In fact, Dunkin is a pioneer in this particular branch of medical pedagogy. He moved to Houston to build MITIE from the ground up back in 2007, then got a grant from the Department of Defense and went to work. “We developed this platform where a surgeon put on a little backpack with computer and headset, camera, and microphone, so I could see what they saw,” he says. “I could talk to them and they could hear me.” Throw in an Internet connection, and just like that—doctors could oversee each other’s work remotely. (This was before the era of Google Glass and iPads, which Dunkin and the team at MITIE now regularly employ.)

Which is not to say that all mentoring is done from afar. Each year, Methodist’s $40 million MITIE facility hosts thousands of health care professionals from around the world. They come to hone their clinical skills, acquire new ones, and generally stay up-to-date with technological advances in medicine, itself a constant challenge. “What you learn at the beginning of your training becomes obsolete,” says Dunkin. “We have a more rapid pace of change in medicine now.”

Laparoscopic abdominal surgery, which requires only small incisions, thereby “minimizing the insult to your body,” as Dunkin puts it, is a relatively new procedure. The first operation of this kind—a gallbladder removal—was performed in the late ’80s, and in the years since the procedure has changed radically. Advances in technique have led to more efficient surgeries, reduced hospital stays and recovery times, and less pain and risk for patients. 
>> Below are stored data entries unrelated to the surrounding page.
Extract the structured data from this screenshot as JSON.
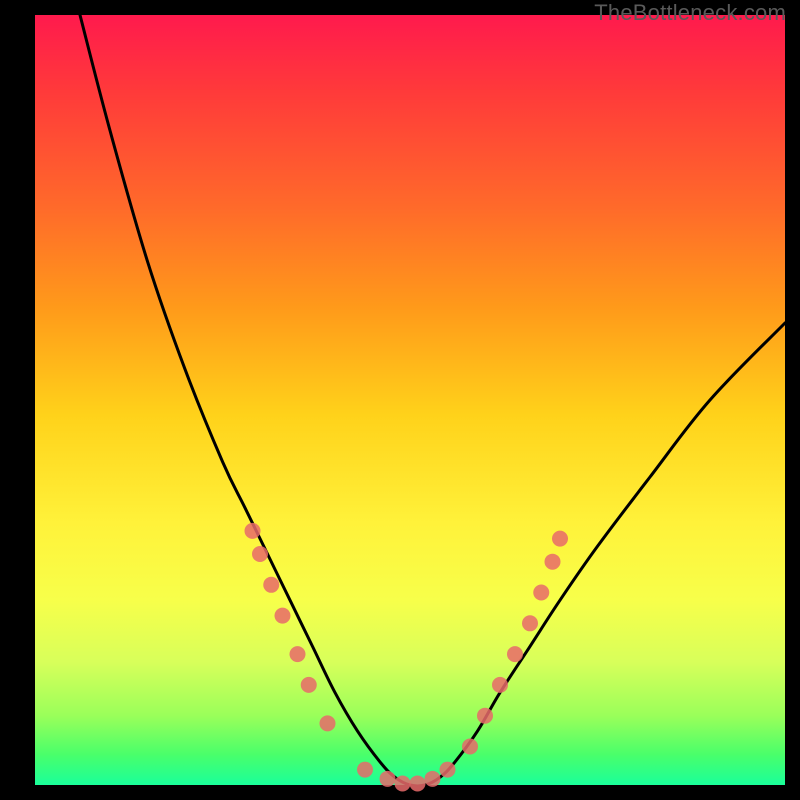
{
  "watermark": "TheBottleneck.com",
  "chart_data": {
    "type": "line",
    "title": "",
    "xlabel": "",
    "ylabel": "",
    "xlim": [
      0,
      100
    ],
    "ylim": [
      0,
      100
    ],
    "series": [
      {
        "name": "bottleneck-curve",
        "x": [
          6,
          10,
          15,
          20,
          25,
          28,
          31,
          34,
          37,
          40,
          43,
          46,
          48,
          50,
          52,
          54,
          56,
          59,
          62,
          66,
          70,
          75,
          82,
          90,
          100
        ],
        "values": [
          100,
          85,
          68,
          54,
          42,
          36,
          30,
          24,
          18,
          12,
          7,
          3,
          1,
          0,
          0,
          1,
          3,
          7,
          12,
          18,
          24,
          31,
          40,
          50,
          60
        ]
      }
    ],
    "markers": {
      "name": "highlighted-points",
      "color": "#e86a6a",
      "points": [
        {
          "x": 29,
          "y": 33
        },
        {
          "x": 30,
          "y": 30
        },
        {
          "x": 31.5,
          "y": 26
        },
        {
          "x": 33,
          "y": 22
        },
        {
          "x": 35,
          "y": 17
        },
        {
          "x": 36.5,
          "y": 13
        },
        {
          "x": 39,
          "y": 8
        },
        {
          "x": 44,
          "y": 2
        },
        {
          "x": 47,
          "y": 0.8
        },
        {
          "x": 49,
          "y": 0.2
        },
        {
          "x": 51,
          "y": 0.2
        },
        {
          "x": 53,
          "y": 0.8
        },
        {
          "x": 55,
          "y": 2
        },
        {
          "x": 58,
          "y": 5
        },
        {
          "x": 60,
          "y": 9
        },
        {
          "x": 62,
          "y": 13
        },
        {
          "x": 64,
          "y": 17
        },
        {
          "x": 66,
          "y": 21
        },
        {
          "x": 67.5,
          "y": 25
        },
        {
          "x": 69,
          "y": 29
        },
        {
          "x": 70,
          "y": 32
        }
      ]
    },
    "gradient_stops": [
      {
        "pos": 0,
        "color": "#ff1a4d"
      },
      {
        "pos": 25,
        "color": "#ff6a2a"
      },
      {
        "pos": 52,
        "color": "#ffd21a"
      },
      {
        "pos": 76,
        "color": "#f7ff4a"
      },
      {
        "pos": 100,
        "color": "#1aff9a"
      }
    ]
  }
}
“It lets you get back to full activity, your life, your job,” Dunkin says. “You watch somebody have a laparoscopic gallbladder removal versus open surgery, and you go, oh my God, it’s not just different in terms of recovering from pain, their life is different because they’ve recovered so much more quickly.” 

But mastering the range of laparoscopic surgical techniques used today isn’t easy, and so thousands of surgeons travel to MITIE each year to see how they and other advanced surgeries in multiple specialties are performed. “One of the things about minimally invasive surgery is it’s technology-dependent,” says Dunkin. “I need cameras, I need special instruments, that kind of thing. So people need to learn how to use that technology. That’s what we do a lot of here.” After surgeons train at MITIE and return to their hospitals, tele-mentoring helps them implement what they’ve learned. 

But there’s a lot more than that going on at MITIE these days. They’re also employing breathing, blinking, talking robots to simulate patient procedures; working on 3D robotically-guided X-ray imaging for safer, more accurate surgeries; and researching new ways of measuring surgeons’ technical expertise. In every case, the aim is the same: finding a way to do it better, and sharing knowledge gained. 

When he conducts training sessions at MITIE, Dunkin says that invariably someone will ask him why he’s training the competition. He tells them he doesn’t see it that way. “My job is to help them adopt things safely and efficiently into their practice so that they can take better care of their patients. I’ll hopefully get a little credit along the way, but there’s no way you can be exclusive about that. That just doesn’t make sense, and it’s not the right thing to do.”